When Shakespeare Gets Kinky

With the incessant hulu ads for The Turning – having me turning off the volume every commercial break – it seemed like a good time to share this story:

Every once in a while, I like to take a stab at being cultured. I’m way better at just being wry or, you know, sarcastic, but I do see the value in cultural outings. I took the Madness to the symphony once…and by “symphony” I mean the Seattle Men’s Choir. It was in a symphony hall, y’all. Oh, and we’ve been to the nutcracker enough times for me to be completely done with Marie and her creepy Godpapa.

Still, I take a stab at it every now and again so I can feel like a good parent. My mom was the same way. We’d hit up the occasional museum as a sort of penance for too many days spent watching the Price is Right and racing frogs in the backyard. Much more rarely…so rarely I only remember one incident outside of the nutcracker pilgrimage…we would go to the theater. It’s an incident worth sharing.

“Guess what! I got us tickets to a Shakespeare play!” Mother announced, very pleased.

“Cool, which one?”

“Taming of the Shrew.”

“Oh thank God, a comedy,” I said, showing off my big, AP English brain.

Two weeks later, we met up with my mom’s BFF, (code-name “Clipboard of Fun”) the actual originator of the tickets. We put on our fancy goin’ to the theater clothes and went to a weird part of town and a tiny little theater, for an extremely off Broadway production of the Taming of the Shrew.

Except it wasn’t.

“They spelled it wrong,” I said, looking at the playbill.

Except they didn’t. In gothic lettering, it said “Turn of the Screw” right on the cover.

From a review of a similar sounding production: “At the same time, there are strong suggestions the whole thing is the warped fantasy of a sexually hungry manic-depressive: Anna Madeley’s governess accepts the mild advances of her employer, willingly allows the boy Miles to fondle her left breast and even, at one point, touches herself up in front of a mirror while clutching a pornographic letter.” Rebecca Lenkiewicz

So began a dark, foggy play of interminable length about…I’m not sure. There was a ghost, I think. And incest? There was definitely some inappropriate sex happening both onstage and in the audience, strangely enough. In the row behind us, half-hidden in a dark corner, a couple was making out with unsubtle ferver. In the row ahead of us, slumped against his date, an older man was audibly snoring. On the stage itself, a display of gothic, overdramatic bemoaning of one thing or another, incessantly. With a fog machine.

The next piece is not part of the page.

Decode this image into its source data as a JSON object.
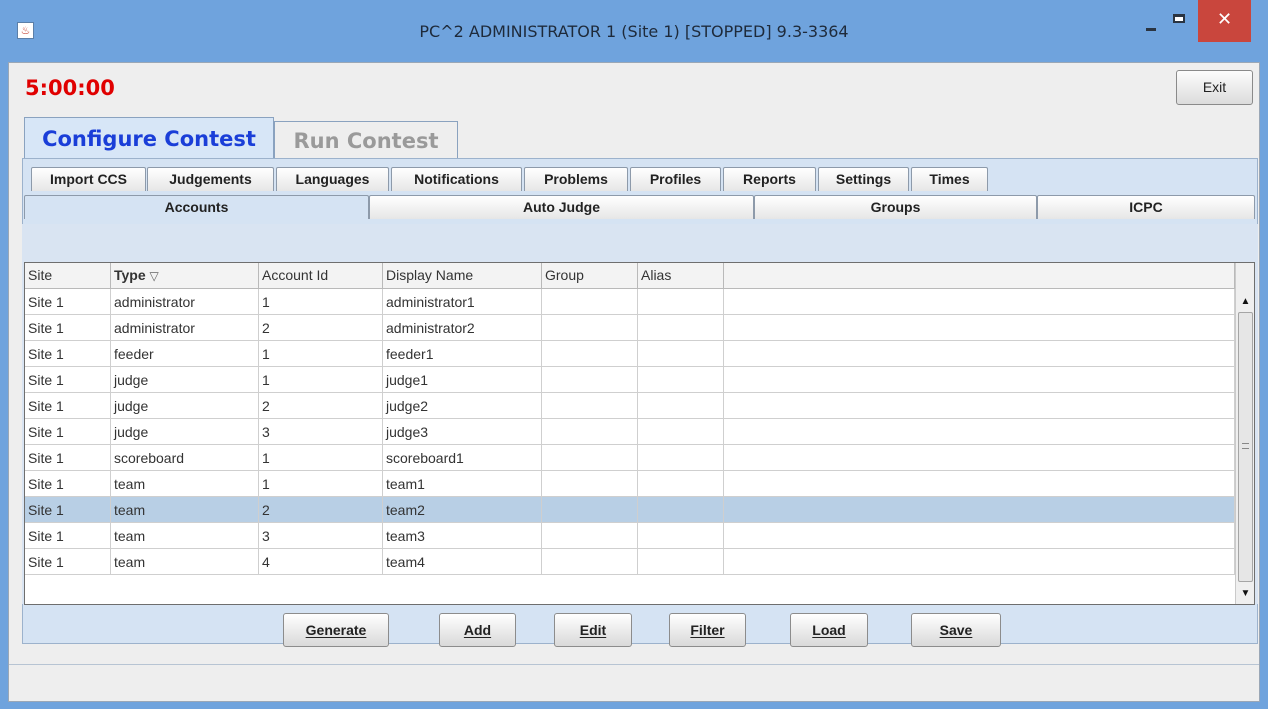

I leaned into mom. “I don’t think this is Shakespeare.”

That’s when mom and I got the giggles. I don’t know which one of us starting giggling first, but I’m gonna blame mom. Her friend’s furious attempts to shush the giggling just made it worse. Between the whirr of the fog machine, the rhythmic snoring in front of us, the wet lip smacking behind us, it was too much to take.

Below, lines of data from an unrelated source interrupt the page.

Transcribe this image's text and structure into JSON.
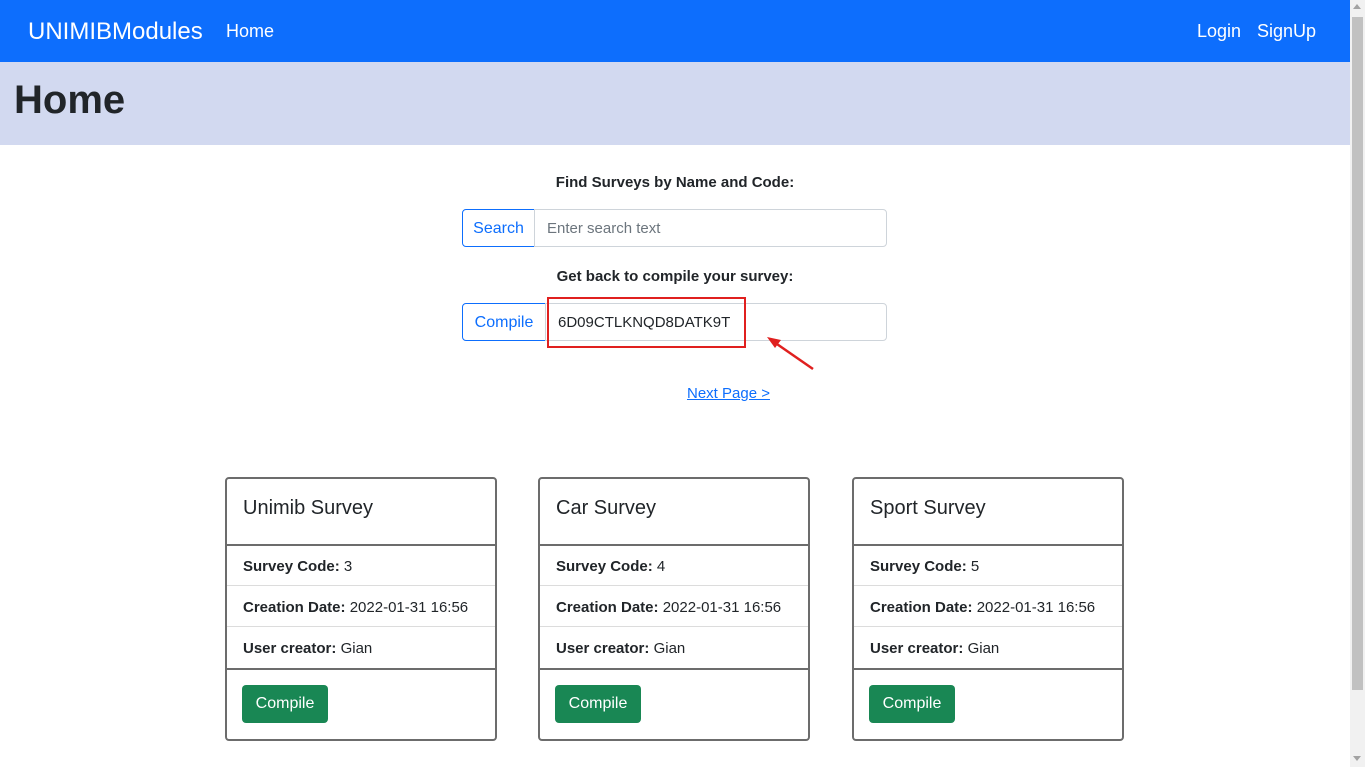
{
  "navbar": {
    "brand": "UNIMIBModules",
    "home": "Home",
    "login": "Login",
    "signup": "SignUp",
    "color": "#0d6efd"
  },
  "header": {
    "title": "Home"
  },
  "search": {
    "label": "Find Surveys by Name and Code:",
    "button": "Search",
    "placeholder": "Enter search text",
    "value": ""
  },
  "compile": {
    "label": "Get back to compile your survey:",
    "button": "Compile",
    "value": "6D09CTLKNQD8DATK9T"
  },
  "next_page": "Next Page >",
  "cards": [
    {
      "title": "Unimib Survey",
      "code_label": "Survey Code:",
      "code": "3",
      "date_label": "Creation Date:",
      "date": "2022-01-31 16:56",
      "user_label": "User creator:",
      "user": "Gian",
      "button": "Compile"
    },
    {
      "title": "Car Survey",
      "code_label": "Survey Code:",
      "code": "4",
      "date_label": "Creation Date:",
      "date": "2022-01-31 16:56",
      "user_label": "User creator:",
      "user": "Gian",
      "button": "Compile"
    },
    {
      "title": "Sport Survey",
      "code_label": "Survey Code:",
      "code": "5",
      "date_label": "Creation Date:",
      "date": "2022-01-31 16:56",
      "user_label": "User creator:",
      "user": "Gian",
      "button": "Compile"
    }
  ],
  "colors": {
    "primary": "#0d6efd",
    "success": "#198754",
    "header_bg": "#d2d9f0",
    "annotation": "#e0201f"
  }
}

“You are SHAKING the entire ROW!” Mom’s friend hissed.

I felt terrible. It was a small theater and I was sure the actors would eventually see us trying to smother our giggles with our hands, sides cramping, trying not to look at each other.

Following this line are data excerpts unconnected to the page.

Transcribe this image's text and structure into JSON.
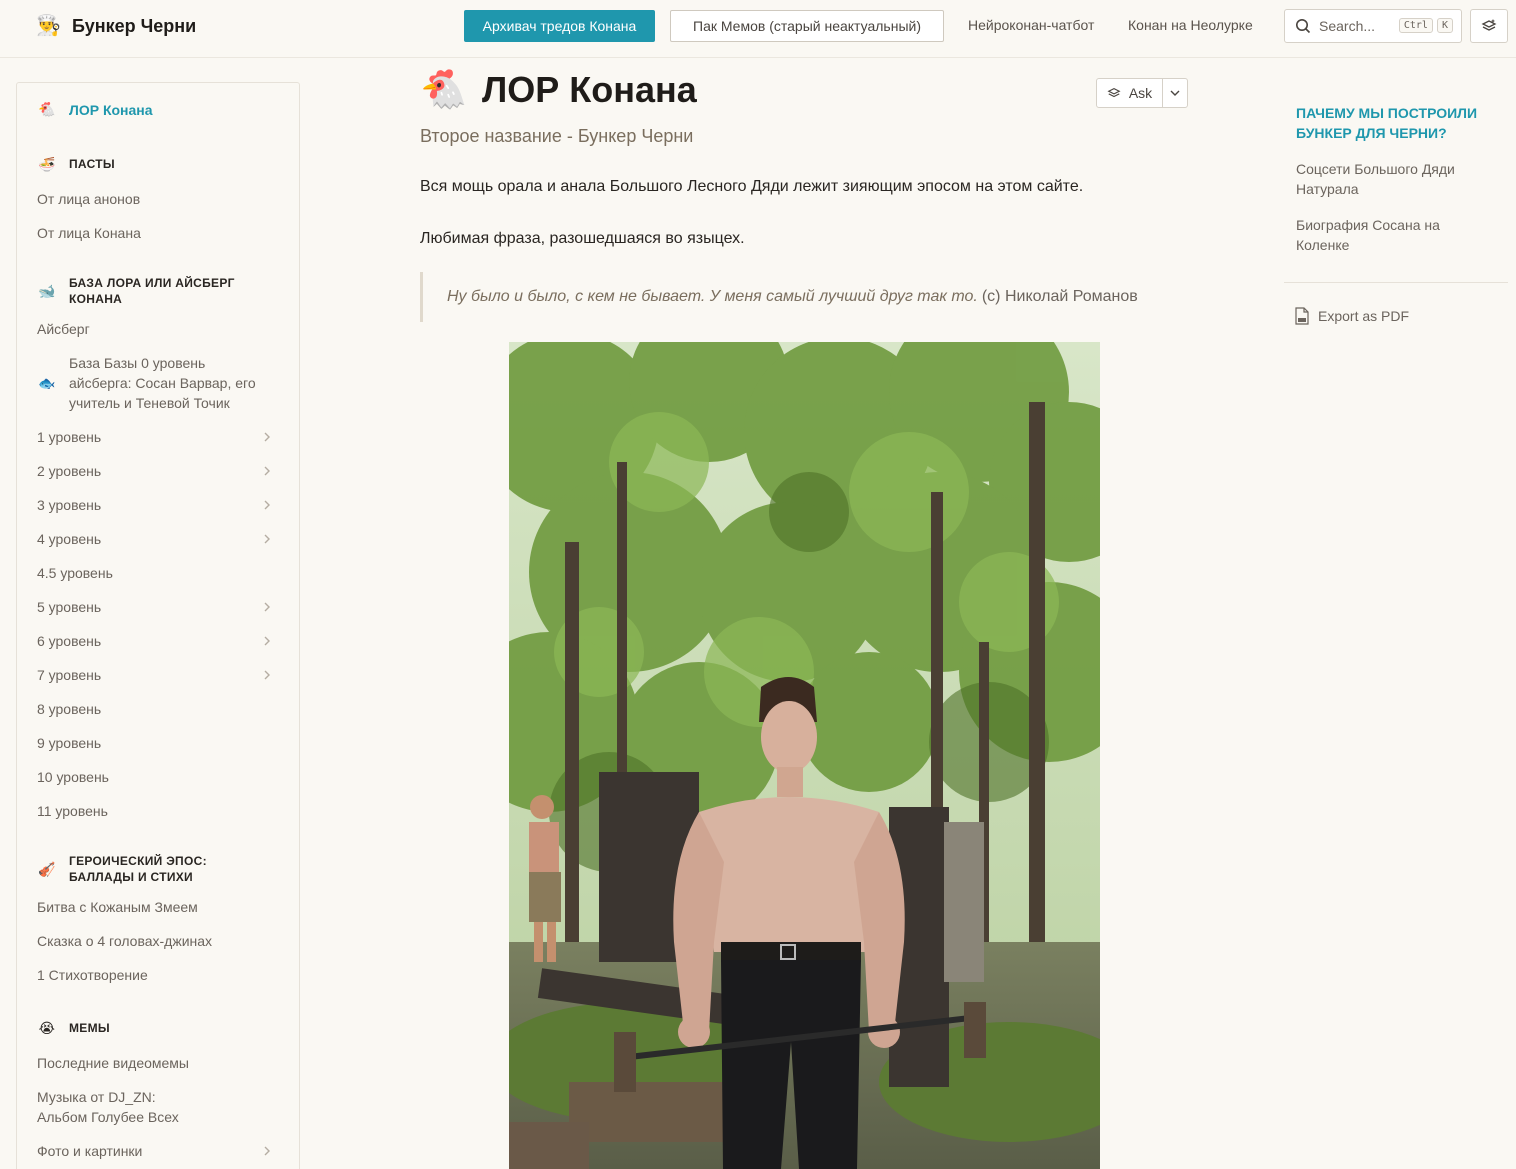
{
  "header": {
    "logo_text": "Бункер Черни",
    "logo_icon": "chef-emoji",
    "primary_button": "Архивач тредов Конана",
    "outline_button": "Пак Мемов (старый неактуальный)",
    "nav_links": [
      "Нейроконан-чатбот",
      "Конан на Неолурке"
    ],
    "search": {
      "placeholder": "Search...",
      "shortcut_mod": "Ctrl",
      "shortcut_key": "K"
    },
    "accent_color": "#1f97ad"
  },
  "sidebar": {
    "active": {
      "emoji": "🐔",
      "label": "ЛОР Конана"
    },
    "sections": [
      {
        "emoji": "🍜",
        "title": "ПАСТЫ",
        "items": [
          "От лица анонов",
          "От лица Конана"
        ]
      },
      {
        "emoji": "🐋",
        "title_line1": "БАЗА ЛОРА ИЛИ АЙСБЕРГ",
        "title_line2": "КОНАНА",
        "items": [
          {
            "label": "Айсберг"
          },
          {
            "emoji": "🐟",
            "line1": "База Базы 0 уровень",
            "line2": "айсберга: Сосан Варвар, его",
            "line3": "учитель и Теневой Точик"
          },
          {
            "label": "1 уровень",
            "chevron": true
          },
          {
            "label": "2 уровень",
            "chevron": true
          },
          {
            "label": "3 уровень",
            "chevron": true
          },
          {
            "label": "4 уровень",
            "chevron": true
          },
          {
            "label": "4.5 уровень"
          },
          {
            "label": "5 уровень",
            "chevron": true
          },
          {
            "label": "6 уровень",
            "chevron": true
          },
          {
            "label": "7 уровень",
            "chevron": true
          },
          {
            "label": "8 уровень"
          },
          {
            "label": "9 уровень"
          },
          {
            "label": "10 уровень"
          },
          {
            "label": "11 уровень"
          }
        ]
      },
      {
        "emoji": "🎻",
        "title_line1": "ГЕРОИЧЕСКИЙ ЭПОС:",
        "title_line2": "БАЛЛАДЫ И СТИХИ",
        "items": [
          "Битва с Кожаным Змеем",
          "Сказка о 4 головах-джинах",
          "1 Стихотворение"
        ]
      },
      {
        "emoji": "😭",
        "title": "МЕМЫ",
        "items": [
          {
            "label": "Последние видеомемы"
          },
          {
            "line1": "Музыка от DJ_ZN:",
            "line2": "Альбом Голубее Всех"
          },
          {
            "label": "Фото и картинки",
            "chevron": true
          }
        ]
      }
    ]
  },
  "main": {
    "title_emoji": "🐔",
    "title": "ЛОР Конана",
    "ask_label": "Ask",
    "subtitle": "Второе название - Бункер Черни",
    "paragraph1": "Вся мощь орала и анала Большого Лесного Дяди лежит зияющим эпосом на этом сайте.",
    "paragraph2": "Любимая фраза, разошедшаяся во языцех.",
    "quote_text": "Ну было и было, с кем не бывает. У меня самый лучший друг так то.",
    "quote_attribution": "(с) Николай Романов"
  },
  "toc": {
    "heading_line1": "ПАЧЕМУ МЫ ПОСТРОИЛИ",
    "heading_line2": "БУНКЕР ДЛЯ ЧЕРНИ?",
    "items": [
      {
        "line1": "Соцсети Большого Дяди",
        "line2": "Натурала"
      },
      {
        "line1": "Биография Сосана на",
        "line2": "Коленке"
      }
    ],
    "export_label": "Export as PDF"
  }
}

At intermission, the lights came up and the snoring gentleman was startled awake. Mom and I covered our hysteria with wild clapping. The tears streaming down our faces were real, if not appropriate.

“Oh my God, can we just leave now?” I asked.

Mom’s friend grimaced. “You two are impossible. I can’t take you anywhere.”

We left. I should probably read that book sometime, as I still have no idea how the story ends. Overall, not the Bard’s best work.